Growing a retirement plan advisory practice and succession planning are two top-of-mind considerations for advisers. One way to tackle both of those goals and advance a practice while setting the next generation up for success, advocates say, is to embrace members of the LGBTQ community.
One of Northwestern Mutual’s practices serving the LGBTQ community is based in Milwaukee and has grown and thrived for more than a decade, and Brio Benefit Consulting of New York runs a benefits practice that also serves this market. These two practices grew and evolved naturally out of the interests and sensitivities of their leaders and are prime examples of how retirement plan practices can meet the financial needs of specialty groups.
“Brio Benefits works with a number of LGBTQ communities throughout the country, including the LGBTQ Community Center, True Colors United and the Callen-Lorde Community Health Center in New York,” as well as Center Link, which operates in 45 states, Puerto Rico and Washington, D.C., says Matthew Compton, director, retirement services, at Brio Benefits.

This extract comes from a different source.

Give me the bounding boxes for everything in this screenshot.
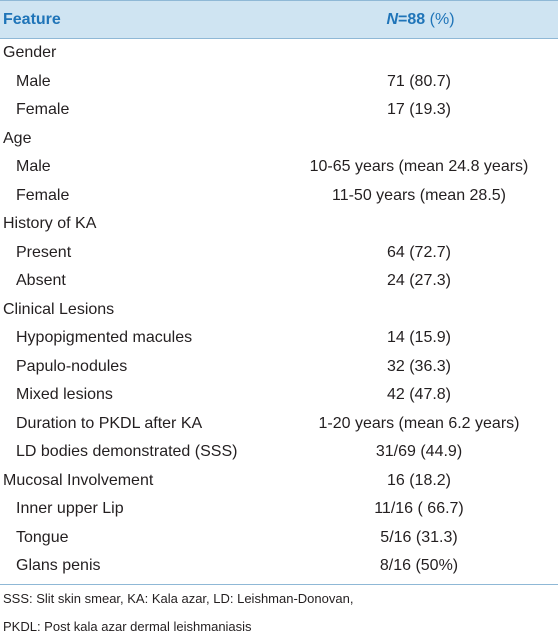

The Milwaukee-based Northwestern Mutual LGBTQ advisory practice began when a young adviser, Gina Pagán, who had started with the firm as a college intern, privately told her manager she is a gay Latina. Today, Pagán runs a six-person wealth management practice at Northwestern that focuses on women and LGBTQ people.
“Northwestern has a massive presence in Milwaukee, and I thought, ‘This is something I would want to be a part of,’” she tells PLANADVISER. “I was 20, 21 when I joined, and I was not out. I was not upfront about my lifestyle or my partner. Northwestern Mutual is really the only company and career I have known in my adult life. I am 32. I have grown up here. It certainly has been an evolution. Now I sit on the LGBTQ field advisory committee, and I have a leadership role in our firm.”
Pagán says she is enormously grateful to Northwestern Mutual and her managers for supporting her and helping her to serve the community and attract that clientele.
“The bulk of what I do is on the individual side, so I help manage small business retirement plans,” Pagán says. The key to serving this community, she says, is to let them know that they can ask her authentic questions and not be judged or intimidated.
“Women and people in the queer community have these experiences with other advisers where it is uncomfortable and they don’t feel safe or [receive] comprehensive planning because they couldn’t be totally authentic,” she says. “I want to be that person for other folks in my community.”
“Now I sit on the LGBTQ field advisory committee, and I have a leadership role in our firm.”
Compton adds that now that pandemic restrictions are lifting, it is important for advisers serving this market to provide as much face-to-face education as possible and make sure they meet personally with members of these organizations. Obviously, he adds, it is vital for advisers working with LGBTQ people to be “aware of how they would like to be addressed and recognized. A big part of that is making sure the community knows we recognize their needs.”
Pagán says she is grateful for Northwestern’s open-mindedness toward an array of diverse people. As the number of clients and assets she serves has grown, so, too, has the understanding among Northwestern Mutual’s leadership team of the value that Pagán brings to these clients.
“It was new for them to navigate as well, but always from a place of trying to do it right,” she says. “I have been able to lend my insight, and we have grown together. I am super proud of the progress Northwestern has made, and it has impacted me, personally. I don’t think I would be here if I didn’t think my company valued me as a human, as a person.”
Triple the Clients
Northwestern Mutual has championed efforts to hire and serve a more diverse and inclusive population. Last year, Northwestern hired nearly 50% more female advisers, and, since 2015, diverse advisers overall have grown by 66%. There has also been a 101% growth in diverse field leaders over the same time span.
Since increasing its LGBTQ efforts in 2017, the number of clients Pagán and her team serve has tripled.
When working with any niche demographic market, advisers must be mindful of using inclusive language and be excellent listeners, Pagán says.
Financial planners and retirement plan advisers, for the most part, “are very white, very male and older,” she says. “Over the last year, the movement toward inclusion and diversity and equity has become more important” and is something that retirement plan practices should consider.
“It’s important because the landscape of our country is going to be changing, and the generations coming in behind us are going to be looking different,” Pagán says. “Wealth transfer is going to be different,” so in preparation for this, practices need to seek out more diverse talent and establish a presence in various types of communities.
“It has to be more than just donating or attending an occasional Pride Fest,” she continues. “It’s about making sure we align our actions with our values.”
Being open-minded is key for asset management firms and retirement plan advisers in order to be relevant in the future, Pagán continues. “They also need to work with Millennials and be prepared to answer more questions about ESG [environmental, social and governance] investing.”
Compton concurs that “socially responsible, holistic, inclusive and diverse investing are incredibly important topics” for the LGBTQ community. And it shouldn’t just be advisers who expand their umbrellas to the community. Asset managers and recordkeepers should “demonstrate a culture of diversity and inclusion,” as well, he says.
“The diversity and inclusion piece is going to become even more important as these Millennials start to age,” Pagán says. “If there isn’t any action [taken] upon it, the unfortunate truth is that firms will be left behind.”